Hier à Paris, à la sortie de la conférence internationale sur les grands bassins forestiers.©P.Ségrette
La France demandera lors du prochain G20 la création d’une taxe sur les transactions financières afin d’aider les pays pauvres à lutter contre le réchauffement climatique. A Copenhague la communauté internationale s’était engagée à verser 100 Md$ par an d’ici 2020.
A l’occasion du prochain G20 qui se déroulera au mois de novembre prochain, la France emandera la création d’une taxe sur les transactions financières afin de financer l’aide aux pays pauvres en faveur de lutte contre le réchauffement climatique. C’est ce qu’a annoncé Nicolas Sarkozy hier à Paris, à l’occasion de la conférence internationale sur les grands bassins forestiers. Rappelant que Copenhague avait débouché sur un accord de financement à hauteur de 100 Md$ par an à l’horizon 2020 et que 20% de cette somme devait être réservés en vertu de l’agenda REDD-Plus à la lutte contre la déforestation, le président de la République a estimé qu’il était temps de « traiter des modalités de mise en œuvre des accords de Copenhague ». L’agenda REDD-plus prévoit une diminution progressive de la déforestation : moins 25% d’ici 2015, moins 50% d’ici à 2020, arrêt total en 2030.
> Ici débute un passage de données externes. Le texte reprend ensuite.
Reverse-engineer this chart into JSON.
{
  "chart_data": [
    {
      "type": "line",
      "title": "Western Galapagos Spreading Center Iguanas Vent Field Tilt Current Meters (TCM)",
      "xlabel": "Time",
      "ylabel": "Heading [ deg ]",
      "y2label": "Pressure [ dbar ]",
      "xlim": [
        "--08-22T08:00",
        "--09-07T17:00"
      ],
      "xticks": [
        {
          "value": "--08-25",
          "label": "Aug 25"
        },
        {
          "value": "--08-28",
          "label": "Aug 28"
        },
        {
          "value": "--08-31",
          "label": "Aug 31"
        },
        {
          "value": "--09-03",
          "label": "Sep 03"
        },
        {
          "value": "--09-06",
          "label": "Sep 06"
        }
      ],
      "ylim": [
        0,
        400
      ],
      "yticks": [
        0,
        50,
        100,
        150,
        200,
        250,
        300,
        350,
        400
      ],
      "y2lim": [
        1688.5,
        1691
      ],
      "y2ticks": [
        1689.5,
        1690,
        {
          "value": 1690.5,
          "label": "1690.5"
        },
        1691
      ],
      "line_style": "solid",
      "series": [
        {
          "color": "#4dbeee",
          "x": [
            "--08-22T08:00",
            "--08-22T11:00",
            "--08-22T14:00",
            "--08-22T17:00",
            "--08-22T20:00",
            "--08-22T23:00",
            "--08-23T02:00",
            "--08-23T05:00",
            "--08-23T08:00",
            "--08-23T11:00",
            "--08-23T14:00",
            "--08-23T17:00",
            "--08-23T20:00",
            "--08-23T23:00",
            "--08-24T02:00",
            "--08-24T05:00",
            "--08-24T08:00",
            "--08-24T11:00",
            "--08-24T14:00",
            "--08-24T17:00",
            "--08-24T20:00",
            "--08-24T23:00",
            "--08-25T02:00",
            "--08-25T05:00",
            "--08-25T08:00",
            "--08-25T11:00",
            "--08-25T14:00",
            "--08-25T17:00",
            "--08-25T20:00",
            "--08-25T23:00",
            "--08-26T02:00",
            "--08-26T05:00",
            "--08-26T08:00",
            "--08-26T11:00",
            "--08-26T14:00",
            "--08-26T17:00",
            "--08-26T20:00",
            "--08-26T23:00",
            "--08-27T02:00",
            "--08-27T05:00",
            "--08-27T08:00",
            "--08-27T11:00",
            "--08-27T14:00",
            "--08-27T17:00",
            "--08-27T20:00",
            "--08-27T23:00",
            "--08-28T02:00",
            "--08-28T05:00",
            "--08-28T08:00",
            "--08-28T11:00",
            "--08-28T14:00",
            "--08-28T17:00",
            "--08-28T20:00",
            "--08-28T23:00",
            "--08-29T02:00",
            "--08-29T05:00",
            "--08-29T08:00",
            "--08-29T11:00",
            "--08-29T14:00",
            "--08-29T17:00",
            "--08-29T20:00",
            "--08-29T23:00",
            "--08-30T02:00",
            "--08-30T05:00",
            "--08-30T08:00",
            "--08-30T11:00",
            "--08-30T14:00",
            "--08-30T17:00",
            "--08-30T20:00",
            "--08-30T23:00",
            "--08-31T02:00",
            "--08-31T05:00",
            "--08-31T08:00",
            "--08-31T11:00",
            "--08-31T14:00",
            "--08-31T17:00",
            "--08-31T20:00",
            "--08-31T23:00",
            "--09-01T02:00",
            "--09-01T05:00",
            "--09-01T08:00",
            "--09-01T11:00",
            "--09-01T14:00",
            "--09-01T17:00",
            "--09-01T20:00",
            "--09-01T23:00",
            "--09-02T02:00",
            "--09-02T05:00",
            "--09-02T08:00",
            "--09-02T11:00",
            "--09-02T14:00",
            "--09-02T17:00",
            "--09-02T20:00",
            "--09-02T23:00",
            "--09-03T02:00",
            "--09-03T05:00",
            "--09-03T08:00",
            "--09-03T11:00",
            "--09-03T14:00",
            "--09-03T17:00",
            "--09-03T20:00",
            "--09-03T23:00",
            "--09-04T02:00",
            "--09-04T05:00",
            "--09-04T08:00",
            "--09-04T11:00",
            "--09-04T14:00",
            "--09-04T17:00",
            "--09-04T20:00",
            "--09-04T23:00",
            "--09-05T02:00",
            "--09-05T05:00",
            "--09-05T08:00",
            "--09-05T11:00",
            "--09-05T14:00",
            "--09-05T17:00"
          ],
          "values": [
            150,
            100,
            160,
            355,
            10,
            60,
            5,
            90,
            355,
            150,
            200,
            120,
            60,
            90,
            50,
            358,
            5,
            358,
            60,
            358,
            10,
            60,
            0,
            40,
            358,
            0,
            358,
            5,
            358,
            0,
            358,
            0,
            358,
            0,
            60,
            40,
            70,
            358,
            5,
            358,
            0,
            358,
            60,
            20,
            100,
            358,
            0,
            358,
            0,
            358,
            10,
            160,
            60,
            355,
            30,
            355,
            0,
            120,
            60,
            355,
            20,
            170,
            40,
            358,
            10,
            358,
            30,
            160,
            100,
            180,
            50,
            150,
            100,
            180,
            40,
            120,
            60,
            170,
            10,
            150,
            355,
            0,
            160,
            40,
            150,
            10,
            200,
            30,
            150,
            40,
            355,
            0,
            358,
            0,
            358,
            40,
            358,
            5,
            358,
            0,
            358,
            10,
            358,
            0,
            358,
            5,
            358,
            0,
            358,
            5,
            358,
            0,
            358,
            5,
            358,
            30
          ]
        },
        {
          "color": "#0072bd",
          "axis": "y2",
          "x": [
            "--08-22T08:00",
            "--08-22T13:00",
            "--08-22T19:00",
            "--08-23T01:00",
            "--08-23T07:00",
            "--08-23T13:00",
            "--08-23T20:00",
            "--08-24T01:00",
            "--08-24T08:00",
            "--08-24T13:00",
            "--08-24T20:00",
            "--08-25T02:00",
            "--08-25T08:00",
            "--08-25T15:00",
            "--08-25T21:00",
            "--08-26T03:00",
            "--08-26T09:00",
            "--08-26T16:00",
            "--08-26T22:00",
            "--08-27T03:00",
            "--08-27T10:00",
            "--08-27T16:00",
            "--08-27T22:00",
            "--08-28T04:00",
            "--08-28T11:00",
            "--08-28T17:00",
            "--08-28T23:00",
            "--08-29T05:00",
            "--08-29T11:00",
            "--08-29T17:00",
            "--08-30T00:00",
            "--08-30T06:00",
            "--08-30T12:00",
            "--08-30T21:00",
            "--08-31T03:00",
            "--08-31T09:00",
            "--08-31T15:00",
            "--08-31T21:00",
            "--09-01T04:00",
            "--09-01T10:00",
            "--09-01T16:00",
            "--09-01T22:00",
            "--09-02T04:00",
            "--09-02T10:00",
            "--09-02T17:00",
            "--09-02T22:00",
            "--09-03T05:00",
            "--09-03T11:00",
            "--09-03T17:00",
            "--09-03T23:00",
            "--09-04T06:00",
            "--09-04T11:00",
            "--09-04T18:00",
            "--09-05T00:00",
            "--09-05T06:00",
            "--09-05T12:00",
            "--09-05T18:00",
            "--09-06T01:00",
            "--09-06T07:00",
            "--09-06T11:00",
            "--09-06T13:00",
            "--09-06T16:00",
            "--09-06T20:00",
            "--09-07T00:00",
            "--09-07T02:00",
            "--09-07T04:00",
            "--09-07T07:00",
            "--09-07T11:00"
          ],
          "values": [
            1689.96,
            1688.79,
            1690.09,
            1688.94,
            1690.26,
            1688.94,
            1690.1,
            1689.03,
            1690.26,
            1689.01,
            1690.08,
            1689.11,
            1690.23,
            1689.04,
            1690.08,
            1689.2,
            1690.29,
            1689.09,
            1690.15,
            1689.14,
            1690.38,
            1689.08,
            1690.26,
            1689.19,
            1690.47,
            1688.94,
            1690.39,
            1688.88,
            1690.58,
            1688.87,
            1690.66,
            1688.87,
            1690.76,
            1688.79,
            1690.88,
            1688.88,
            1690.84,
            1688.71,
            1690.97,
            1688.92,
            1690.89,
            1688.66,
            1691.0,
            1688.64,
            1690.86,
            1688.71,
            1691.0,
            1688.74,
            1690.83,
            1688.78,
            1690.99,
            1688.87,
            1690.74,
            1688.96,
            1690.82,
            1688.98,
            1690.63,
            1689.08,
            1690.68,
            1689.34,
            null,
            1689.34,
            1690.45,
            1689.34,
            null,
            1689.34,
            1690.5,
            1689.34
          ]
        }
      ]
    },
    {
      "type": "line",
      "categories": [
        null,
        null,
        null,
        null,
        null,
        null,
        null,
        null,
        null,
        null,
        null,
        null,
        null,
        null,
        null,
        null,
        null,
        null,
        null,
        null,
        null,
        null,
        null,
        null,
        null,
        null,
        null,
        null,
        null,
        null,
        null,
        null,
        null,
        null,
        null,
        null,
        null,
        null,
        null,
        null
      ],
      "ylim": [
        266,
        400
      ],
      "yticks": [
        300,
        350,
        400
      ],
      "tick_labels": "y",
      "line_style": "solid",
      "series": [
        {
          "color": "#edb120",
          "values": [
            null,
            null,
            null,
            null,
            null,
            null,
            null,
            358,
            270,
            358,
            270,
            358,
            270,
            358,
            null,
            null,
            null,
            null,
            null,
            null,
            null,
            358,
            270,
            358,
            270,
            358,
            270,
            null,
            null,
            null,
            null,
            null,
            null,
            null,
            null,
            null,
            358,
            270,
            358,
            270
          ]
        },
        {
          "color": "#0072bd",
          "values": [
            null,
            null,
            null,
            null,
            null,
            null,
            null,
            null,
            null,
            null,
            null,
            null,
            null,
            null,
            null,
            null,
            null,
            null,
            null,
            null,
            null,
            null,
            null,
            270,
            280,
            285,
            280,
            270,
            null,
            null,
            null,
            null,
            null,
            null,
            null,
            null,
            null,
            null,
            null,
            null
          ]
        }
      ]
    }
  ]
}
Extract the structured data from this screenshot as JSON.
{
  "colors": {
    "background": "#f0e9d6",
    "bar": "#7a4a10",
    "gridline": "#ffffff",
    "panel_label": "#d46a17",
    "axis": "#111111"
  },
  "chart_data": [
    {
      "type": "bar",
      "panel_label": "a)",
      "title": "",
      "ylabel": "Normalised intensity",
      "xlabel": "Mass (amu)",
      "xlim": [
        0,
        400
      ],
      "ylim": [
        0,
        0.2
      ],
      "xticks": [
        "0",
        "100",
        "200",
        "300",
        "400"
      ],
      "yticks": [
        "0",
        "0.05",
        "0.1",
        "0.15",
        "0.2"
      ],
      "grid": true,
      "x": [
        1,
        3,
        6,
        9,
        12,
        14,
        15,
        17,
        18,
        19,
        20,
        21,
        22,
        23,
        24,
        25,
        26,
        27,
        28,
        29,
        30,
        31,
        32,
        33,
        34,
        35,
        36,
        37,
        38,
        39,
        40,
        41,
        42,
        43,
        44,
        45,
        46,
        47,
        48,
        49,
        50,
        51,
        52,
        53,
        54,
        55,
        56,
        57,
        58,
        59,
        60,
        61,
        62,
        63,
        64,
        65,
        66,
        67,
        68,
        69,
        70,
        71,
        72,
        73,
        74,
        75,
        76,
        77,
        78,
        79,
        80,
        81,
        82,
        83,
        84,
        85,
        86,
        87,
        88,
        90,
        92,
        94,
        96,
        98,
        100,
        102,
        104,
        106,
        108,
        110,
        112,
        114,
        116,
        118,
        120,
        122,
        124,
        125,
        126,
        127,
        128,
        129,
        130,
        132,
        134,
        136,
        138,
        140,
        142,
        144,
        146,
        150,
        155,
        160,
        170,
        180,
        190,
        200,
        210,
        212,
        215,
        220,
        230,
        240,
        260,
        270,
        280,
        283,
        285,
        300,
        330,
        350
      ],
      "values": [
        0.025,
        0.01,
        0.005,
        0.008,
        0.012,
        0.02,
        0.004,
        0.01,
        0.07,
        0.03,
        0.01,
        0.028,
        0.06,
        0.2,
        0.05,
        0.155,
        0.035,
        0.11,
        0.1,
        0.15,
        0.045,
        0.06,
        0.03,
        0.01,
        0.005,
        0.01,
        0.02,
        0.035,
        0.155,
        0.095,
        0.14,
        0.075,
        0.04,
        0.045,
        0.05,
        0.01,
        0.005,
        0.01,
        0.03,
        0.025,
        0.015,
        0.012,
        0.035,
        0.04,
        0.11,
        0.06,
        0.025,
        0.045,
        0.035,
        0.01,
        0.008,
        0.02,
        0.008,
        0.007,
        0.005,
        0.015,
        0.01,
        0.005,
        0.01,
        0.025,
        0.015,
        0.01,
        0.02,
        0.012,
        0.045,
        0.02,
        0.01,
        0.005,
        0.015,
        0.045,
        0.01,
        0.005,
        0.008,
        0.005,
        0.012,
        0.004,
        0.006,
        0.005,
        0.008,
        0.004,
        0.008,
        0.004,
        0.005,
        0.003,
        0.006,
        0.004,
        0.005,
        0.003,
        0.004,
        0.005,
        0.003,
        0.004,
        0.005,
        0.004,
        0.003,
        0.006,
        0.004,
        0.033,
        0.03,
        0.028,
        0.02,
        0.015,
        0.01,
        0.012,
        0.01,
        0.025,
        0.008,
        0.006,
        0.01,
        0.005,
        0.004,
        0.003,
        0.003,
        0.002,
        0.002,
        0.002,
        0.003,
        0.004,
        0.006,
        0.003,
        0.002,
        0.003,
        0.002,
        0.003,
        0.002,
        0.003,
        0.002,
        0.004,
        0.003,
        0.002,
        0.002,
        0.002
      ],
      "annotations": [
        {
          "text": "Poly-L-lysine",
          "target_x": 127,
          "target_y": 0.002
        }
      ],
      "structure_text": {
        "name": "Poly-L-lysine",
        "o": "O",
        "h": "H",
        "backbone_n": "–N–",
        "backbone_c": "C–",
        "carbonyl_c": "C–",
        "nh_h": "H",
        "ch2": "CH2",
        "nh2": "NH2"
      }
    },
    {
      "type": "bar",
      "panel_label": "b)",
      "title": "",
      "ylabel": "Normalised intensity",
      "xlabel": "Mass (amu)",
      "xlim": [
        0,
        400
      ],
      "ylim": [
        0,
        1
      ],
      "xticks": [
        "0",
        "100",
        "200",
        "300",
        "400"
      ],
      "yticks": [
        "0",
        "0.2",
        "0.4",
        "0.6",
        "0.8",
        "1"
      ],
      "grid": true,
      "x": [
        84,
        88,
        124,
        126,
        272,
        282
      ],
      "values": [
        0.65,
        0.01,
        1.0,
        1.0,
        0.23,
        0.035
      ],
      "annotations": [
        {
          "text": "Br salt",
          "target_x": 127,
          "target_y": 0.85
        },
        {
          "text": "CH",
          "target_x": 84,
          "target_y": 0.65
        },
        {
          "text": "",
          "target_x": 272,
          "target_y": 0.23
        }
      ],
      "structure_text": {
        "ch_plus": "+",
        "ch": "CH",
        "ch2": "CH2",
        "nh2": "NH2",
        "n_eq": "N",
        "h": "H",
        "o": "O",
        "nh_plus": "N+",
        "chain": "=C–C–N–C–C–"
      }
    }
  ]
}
Une ONU indispensable mais peu efficace
Pour obtenir ces financements, Nicolas Sarkozy a estimé qu’il fllait « amener le secteur privé à prendre toute sa part » car il ne suffit pas d’arrêter la déforestation, il faut aussi permettre aux populations concernées d’accéder au développement économique et social. Evoquant les prochaines échéances internationales, et notamment le rendez-vous de Cancun en décembre, la France estime que les « négociation doivent repartir sous l’égide des nations unies » à « condition que les résultats soient au rendez-vous ». Critiquant la règle de l’unanimité, il a constaté que « L’ONU est indispensable » mais qu’elle « ne fonctionne pas ». Aussi appelle-t-il à changer les « méthodes de travail » en s’inspirant du travail du « groupe des 28 » qui, dans la nuit précédent la clôture de Copenhague, avait réuni les représentants de 28 pays pour déboucher sur la rédaction d’un texte ayant rapporté l’adhésion de 100 chefs d’Etat.
Les clivages ne sont plus entre Nord et Sud
Le chef de l’Etat a également rappelé que la France vient d’accorder le libre accès aux images du satellite Spot pour cinq ans aux pays forestiers du bassin du Gabon afin de suivere le couvert de la forêt, qu’il préconiserait au niveau international la « la réalisation d’études sur les impacts de l’agenda REDD-Plus pour concilier lutte contre la pauvreté et lutte contre la déforestation », ainsi que la création d’une plateforme internationale d’experts, « un GIEC de la biodiversité » dont l’acte de naissance pourrait être signé lors de la prochaine conférence des nations unies. Enfin, Nicolas Sarkozy a demandé aux représentant des pays africains, américains et indonésiens invités, « de comprendre que le clivage n’est pas un clivage nord sud, mas un clivage entre les pays qui veulent agir et avoir des résultats et ceux qui veulent attendre el laisser passer l’orage ».